Stúdio Rural entrevistou a agricultora Adivana de Aguiar Almeida, Vânia, residente e produtora naquele assentamento; dialogou com a componente da Rede Borborema de Agroecologia e da ONG Arribaçã, Maria Amália da Silva; além de um amplo diálogo com o pesquisador da Embrapa Algodão, Marenilson Batista da Silva, que compartilham importantes informações sobre o processo observação, pesquisas participativas na construção do conhecimento, as dinâmicas que vêm possibilitando a produção e produtividade do algodão consorciado com ampla variedade de culturas agrícolas além da inclusão desses produtos no mercado.

“A avaliação que eu faço é que esse dia de campo pra mim foi muito bom, foi uma experiência muito boa para nossa comunidade”, inicia Adivana Aguiar em contato direto com o público ouvinte Programa Domingo Rural e Esperança no Campo evidenciando que desde o ano de 2005 as famílias vêm trabalhando o cultivo do algodão colorido numa parceria com entidades diversas dentro de uma dinâmica de ações e pesquisas participativas. “Tudo tem que ser bem planejado, temos a época que é sempre entre maio à São João, no máximo, porque a gente depende da chuva, então a gente planta mais ou menos nesse período e o período de colheita é mais ou menos de outubro pra novembro”, explica aquela agricultora em parte de seu diálogo.

“O dia de campo no assentamento foi um evento maravilhoso, é um momento onde os agricultores têm a oportunidade de apresentar para o povo, para os estudantes, para as organizações de assessoria técnica, para o consumidor, para o povo da cidade o que é a agroecologia, por que eles produzem de maneira orgânica, como é que eles se organizam, então nada melhor do que um dia de campo para mostrar o que é o trabalho dos agricultores familiares lá no Assentamento Queimadas, e esse dia de campo foi muito importante porque foi lá no lote do agricultor Amaral e foi dividido dentro do campo do algodão mesmo e foi dividido em três estações, e eu estava participando de uma dessas estações. A primeira estação falava sobre produção agroecológica, então eram agricultores juntos a assessoria técnica e do sindicato; a segunda estação que era a que eu estava junta com as agricultoras Vânia e com a agricultora Anilda, Vânia que faz parte da Rede Borborema de Agroecologia e é do Assentamento Queimadas e Anilda faz parte da EcoBorborema e nesta estação a gente estava passando para as pessoas o processo de certificação que é realizado pela Rede Borborema de Agroecologia e pela EcoBorborema.
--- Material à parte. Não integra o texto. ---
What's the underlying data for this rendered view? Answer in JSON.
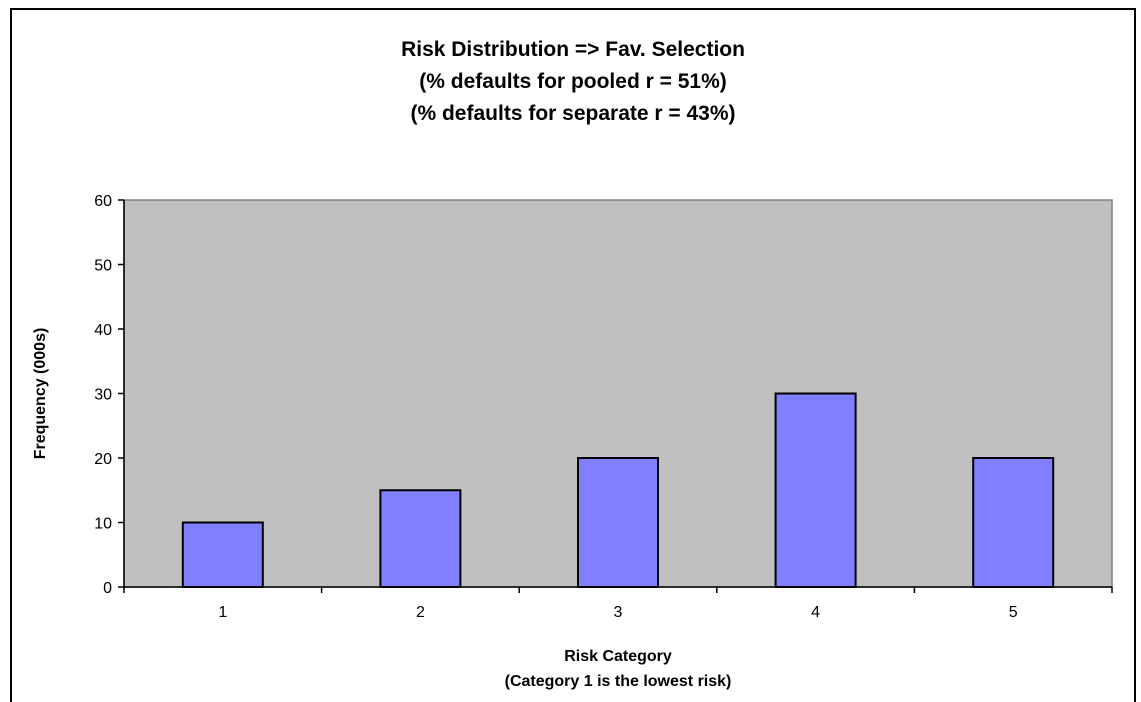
{
  "chart_data": {
    "type": "bar",
    "title_lines": [
      "Risk Distribution => Fav. Selection",
      "(% defaults for pooled r = 51%)",
      "(% defaults for separate r = 43%)"
    ],
    "categories": [
      "1",
      "2",
      "3",
      "4",
      "5"
    ],
    "values": [
      10,
      15,
      20,
      30,
      20
    ],
    "ylabel": "Frequency (000s)",
    "xlabel_lines": [
      "Risk Category",
      "(Category 1 is the lowest risk)"
    ],
    "ylim": [
      0,
      60
    ],
    "yticks": [
      0,
      10,
      20,
      30,
      40,
      50,
      60
    ],
    "grid": false,
    "legend": "none",
    "colors": {
      "bar_fill": "#8080FF",
      "plot_bg": "#C0C0C0",
      "plot_border": "#808080",
      "text": "#000000"
    }
  }
}
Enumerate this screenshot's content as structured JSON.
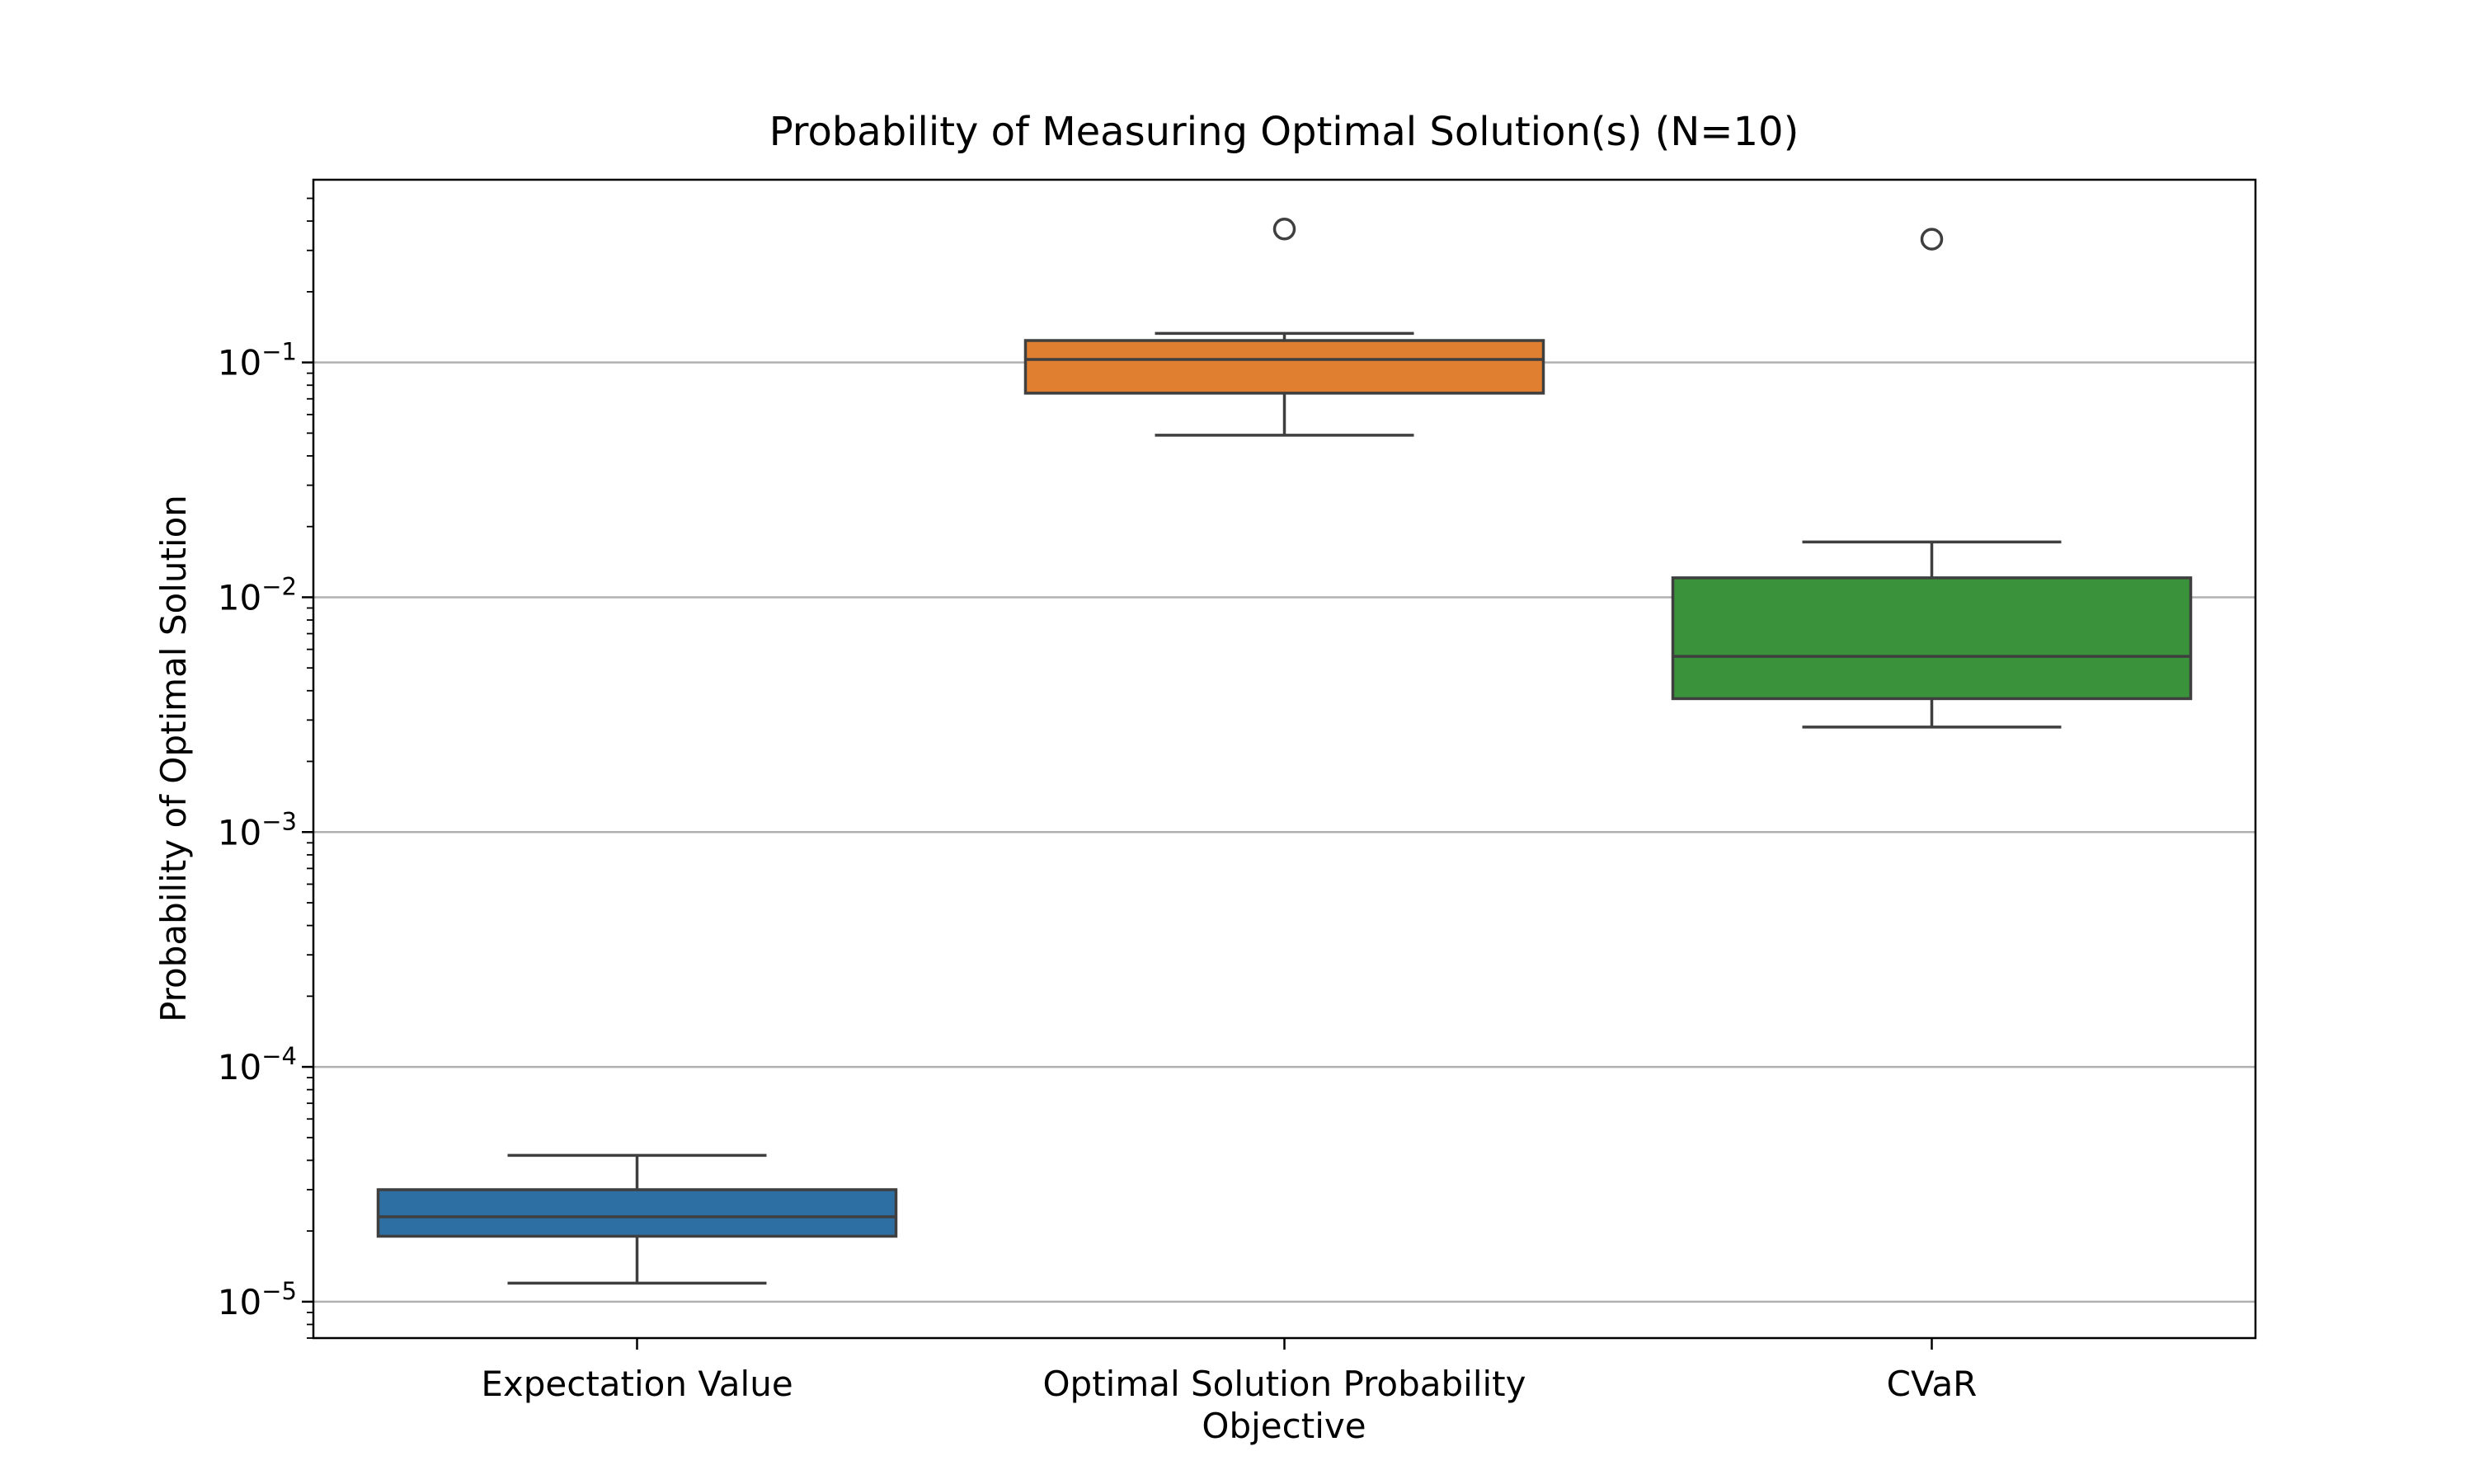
{
  "chart_data": {
    "type": "box",
    "title": "Probability of Measuring Optimal Solution(s) (N=10)",
    "xlabel": "Objective",
    "ylabel": "Probability of Optimal Solution",
    "yscale": "log",
    "ylim": [
      7e-06,
      0.6
    ],
    "yticks": [
      {
        "value": 1e-05,
        "base": "10",
        "exp": "−5"
      },
      {
        "value": 0.0001,
        "base": "10",
        "exp": "−4"
      },
      {
        "value": 0.001,
        "base": "10",
        "exp": "−3"
      },
      {
        "value": 0.01,
        "base": "10",
        "exp": "−2"
      },
      {
        "value": 0.1,
        "base": "10",
        "exp": "−1"
      }
    ],
    "grid": "y-major",
    "categories": [
      "Expectation Value",
      "Optimal Solution Probability",
      "CVaR"
    ],
    "boxes": [
      {
        "category": "Expectation Value",
        "color": "#2e6fa3",
        "whisker_low": 1.2e-05,
        "q1": 1.9e-05,
        "median": 2.3e-05,
        "q3": 3e-05,
        "whisker_high": 4.2e-05,
        "fliers": []
      },
      {
        "category": "Optimal Solution Probability",
        "color": "#e17f30",
        "whisker_low": 0.049,
        "q1": 0.074,
        "median": 0.103,
        "q3": 0.124,
        "whisker_high": 0.133,
        "fliers": [
          0.37
        ]
      },
      {
        "category": "CVaR",
        "color": "#3a923a",
        "whisker_low": 0.0028,
        "q1": 0.0037,
        "median": 0.0056,
        "q3": 0.0121,
        "whisker_high": 0.0172,
        "fliers": [
          0.335
        ]
      }
    ]
  }
}
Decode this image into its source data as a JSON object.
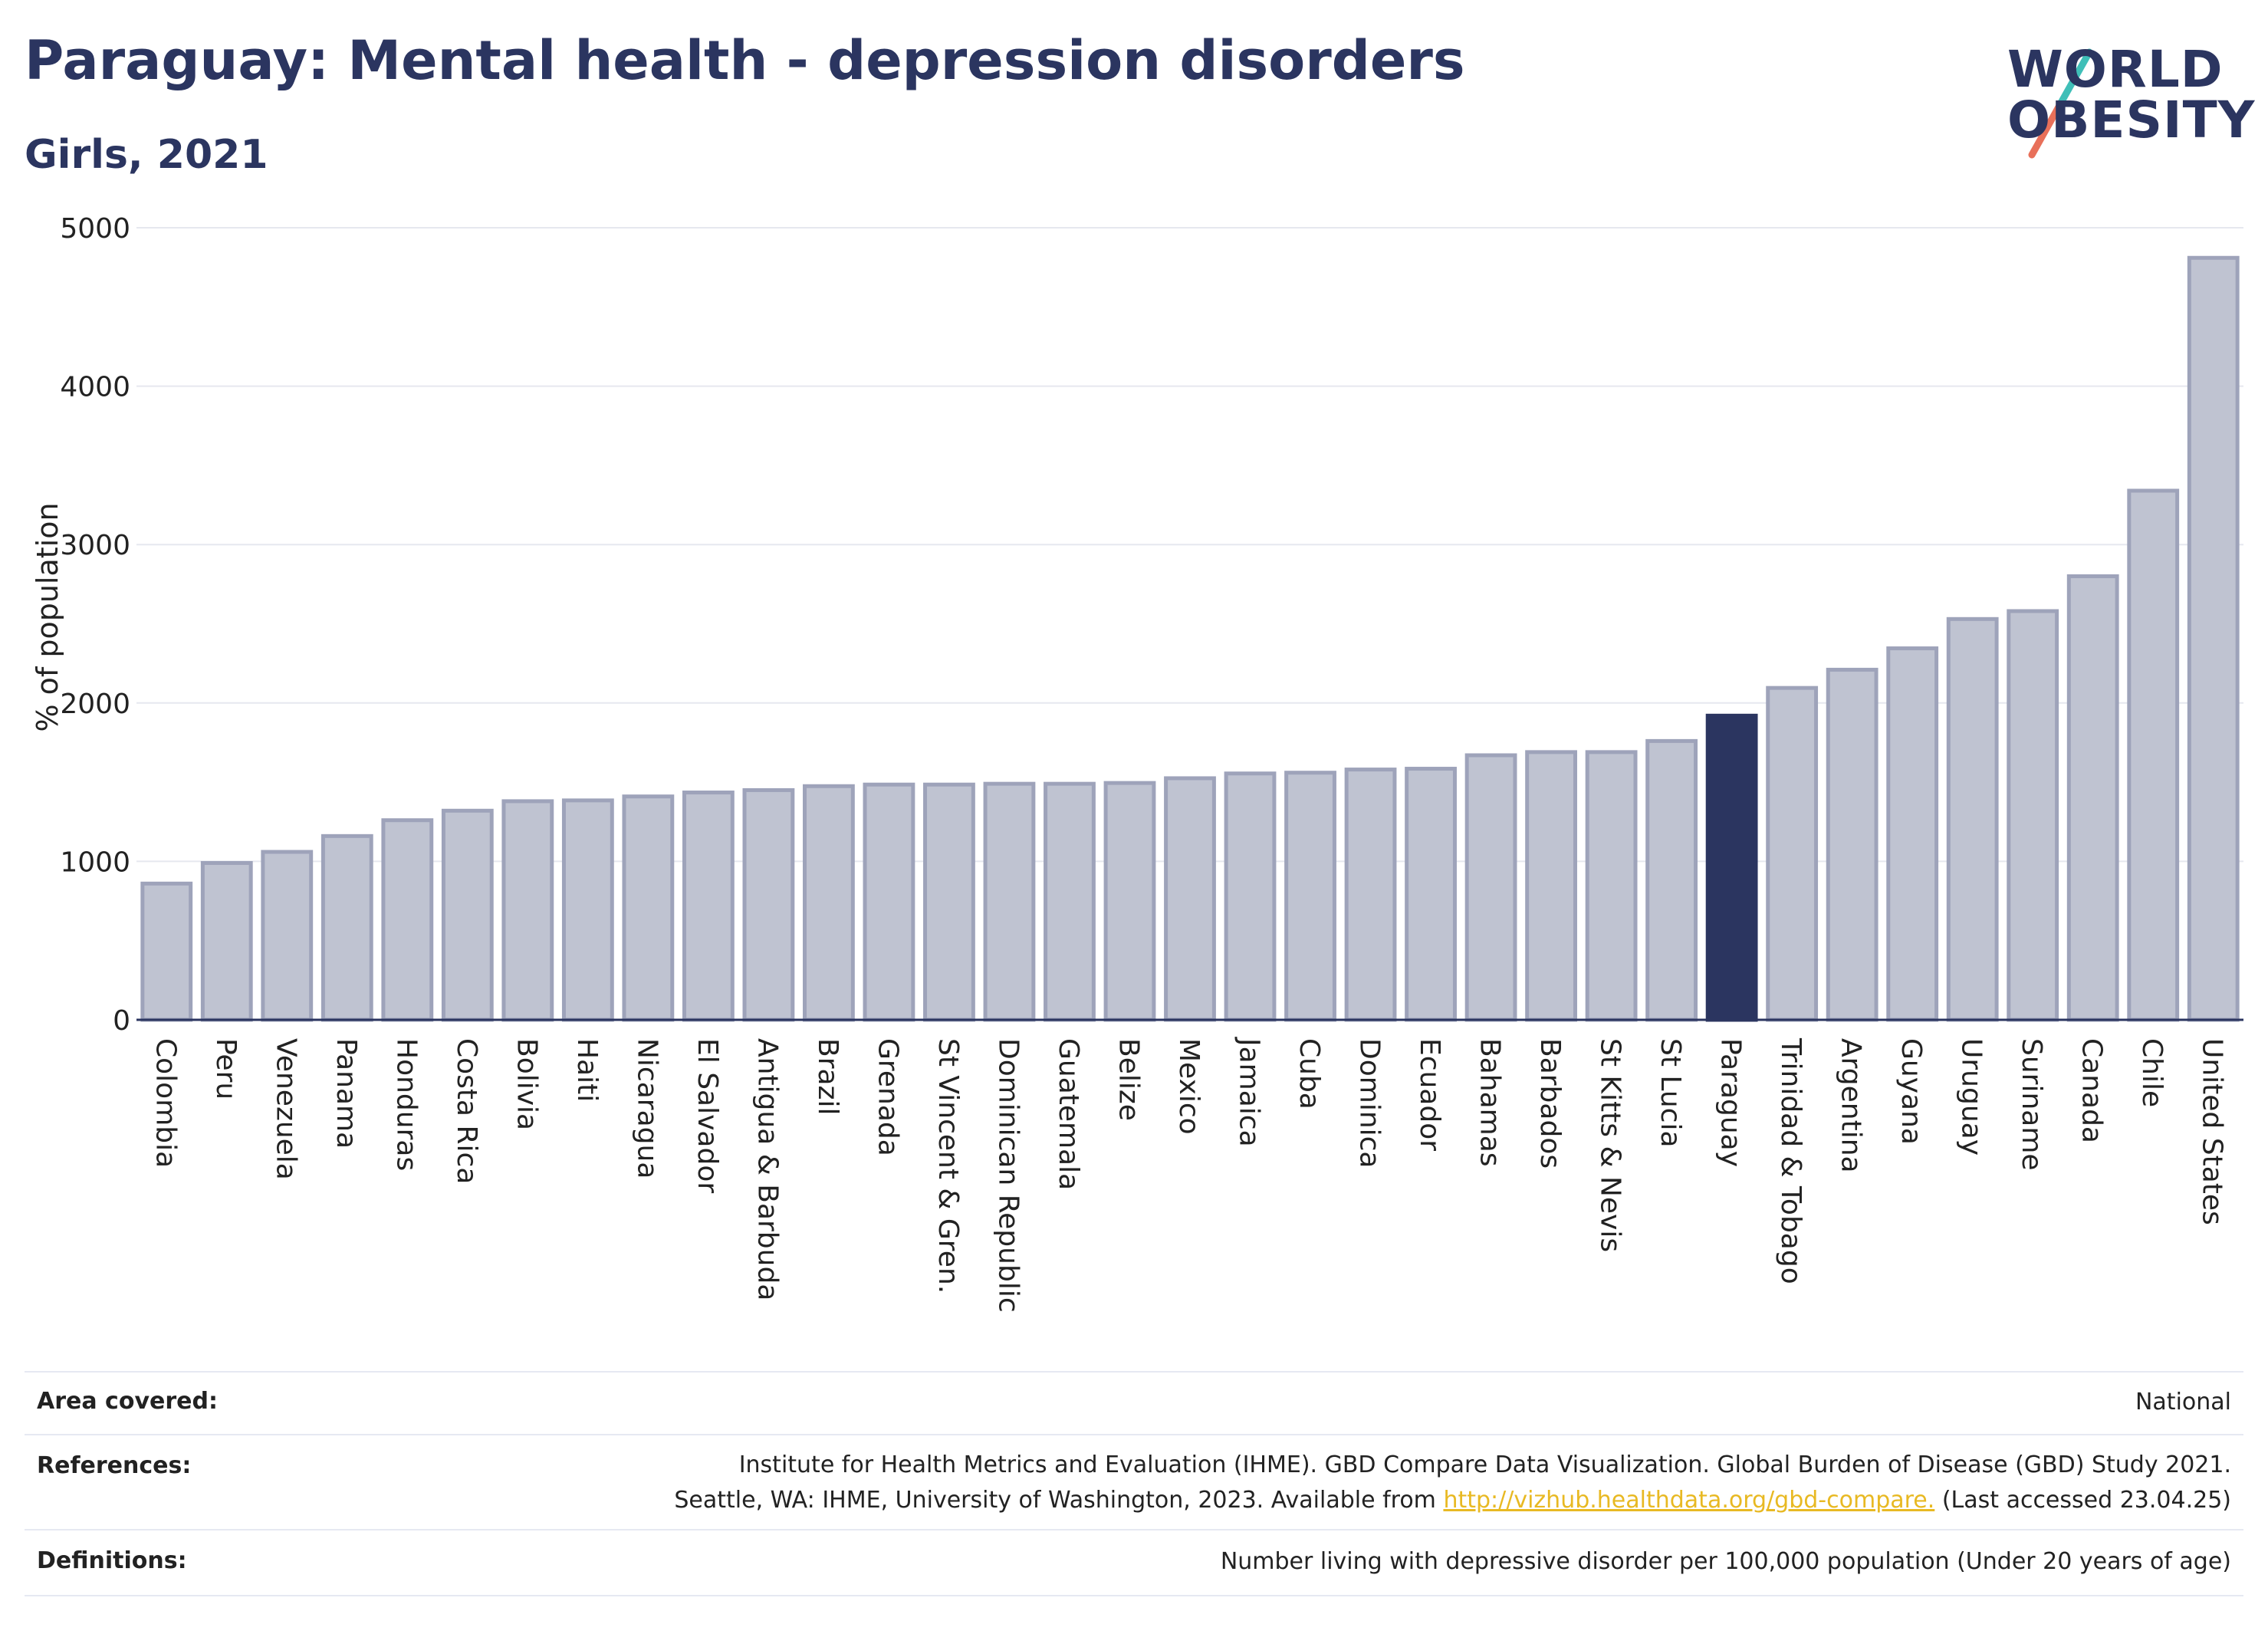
{
  "header": {
    "title": "Paraguay: Mental health - depression disorders",
    "subtitle": "Girls, 2021"
  },
  "logo": {
    "line1": "WORLD",
    "line2": "OBESITY"
  },
  "chart_data": {
    "type": "bar",
    "ylabel": "% of population",
    "xlabel": "",
    "ylim": [
      0,
      5000
    ],
    "yticks": [
      0,
      1000,
      2000,
      3000,
      4000,
      5000
    ],
    "grid": true,
    "highlight": "Paraguay",
    "colors": {
      "bar": "#bfc3d1",
      "bar_edge": "#9ea3ba",
      "highlight": "#2b3560",
      "grid": "#e6e8ef",
      "axis": "#2b3560"
    },
    "categories": [
      "Colombia",
      "Peru",
      "Venezuela",
      "Panama",
      "Honduras",
      "Costa Rica",
      "Bolivia",
      "Haiti",
      "Nicaragua",
      "El Salvador",
      "Antigua & Barbuda",
      "Brazil",
      "Grenada",
      "St Vincent & Gren.",
      "Dominican Republic",
      "Guatemala",
      "Belize",
      "Mexico",
      "Jamaica",
      "Cuba",
      "Dominica",
      "Ecuador",
      "Bahamas",
      "Barbados",
      "St Kitts & Nevis",
      "St Lucia",
      "Paraguay",
      "Trinidad & Tobago",
      "Argentina",
      "Guyana",
      "Uruguay",
      "Suriname",
      "Canada",
      "Chile",
      "United States"
    ],
    "values": [
      860,
      990,
      1060,
      1160,
      1260,
      1320,
      1380,
      1385,
      1410,
      1435,
      1450,
      1475,
      1485,
      1485,
      1490,
      1490,
      1495,
      1525,
      1555,
      1560,
      1580,
      1585,
      1670,
      1690,
      1690,
      1760,
      1920,
      2095,
      2210,
      2345,
      2530,
      2580,
      2800,
      3340,
      4810
    ]
  },
  "info": {
    "area_label": "Area covered:",
    "area_value": "National",
    "references_label": "References:",
    "references_line1": "Institute for Health Metrics and Evaluation (IHME). GBD Compare Data Visualization. Global Burden of Disease (GBD) Study 2021.",
    "references_line2_pre": "Seattle, WA: IHME, University of Washington, 2023. Available from ",
    "references_link": "http://vizhub.healthdata.org/gbd-compare.",
    "references_line2_post": " (Last accessed 23.04.25)",
    "definitions_label": "Definitions:",
    "definitions_value": "Number living with depressive disorder per 100,000 population (Under 20 years of age)"
  }
}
Eu estava repassando informações de maneira geral, o que é essa certificação, como é que funcionava e essas agricultoras estavam explicando como a rede funciona nesse processo de certificação já que a Rede Borborema de Agroecologia é uma OPAC, Organismo Participativo de Avaliação da Conformidade Orgânica que é um processo de certificação participativa em que os agricultores fazem o processo, eles certificam em Remígio, no Assentamento Queimadas, e também no Assentamento Zé Marcolino, lá na Prata, é um processo muito interessante, o único na Paraíba nesta modalidade, e Vânia teve a oportunidade de falar um pouquinho do que é as atividades da Rede Borborema de Agroecologia”, explica Maria Amália da Silva em parte de ampla entrevista no Programa Domingo Rural e Programa Esperança no Campo.

“É uma satisfação imensa falar de uma atividade tão importante e tão desafiadora para a produção agrícola, nós estamos falando da produção de algodão sem veneno, com certificação orgânica feita pelos agricultores que era algo não sonhado, era algo impensável e hoje isso é uma realidade, e eu fico muito feliz em ver os agricultores familiares, as suas instituições, os seus parceiros se afirmando e reafirmando nesse trabalho da agroecologia, no trabalho da produção orgânica. Por isso que esse é um momento de felicidade pra mim ao mostrar para as pessoas que é possível ter uma agricultura familiar diferente, que é possível ter uma reforma agrária produtiva, afinal a produção lá do algodão foi no Assentamento Queimadas de Remígio que só nos traz muitas alegrias e boas energias para que a gente possa continuar na caminhada”, explica Marenilson Batista em contato direto com nosso público ouvinte Domingo Rural e Esperança no Campo.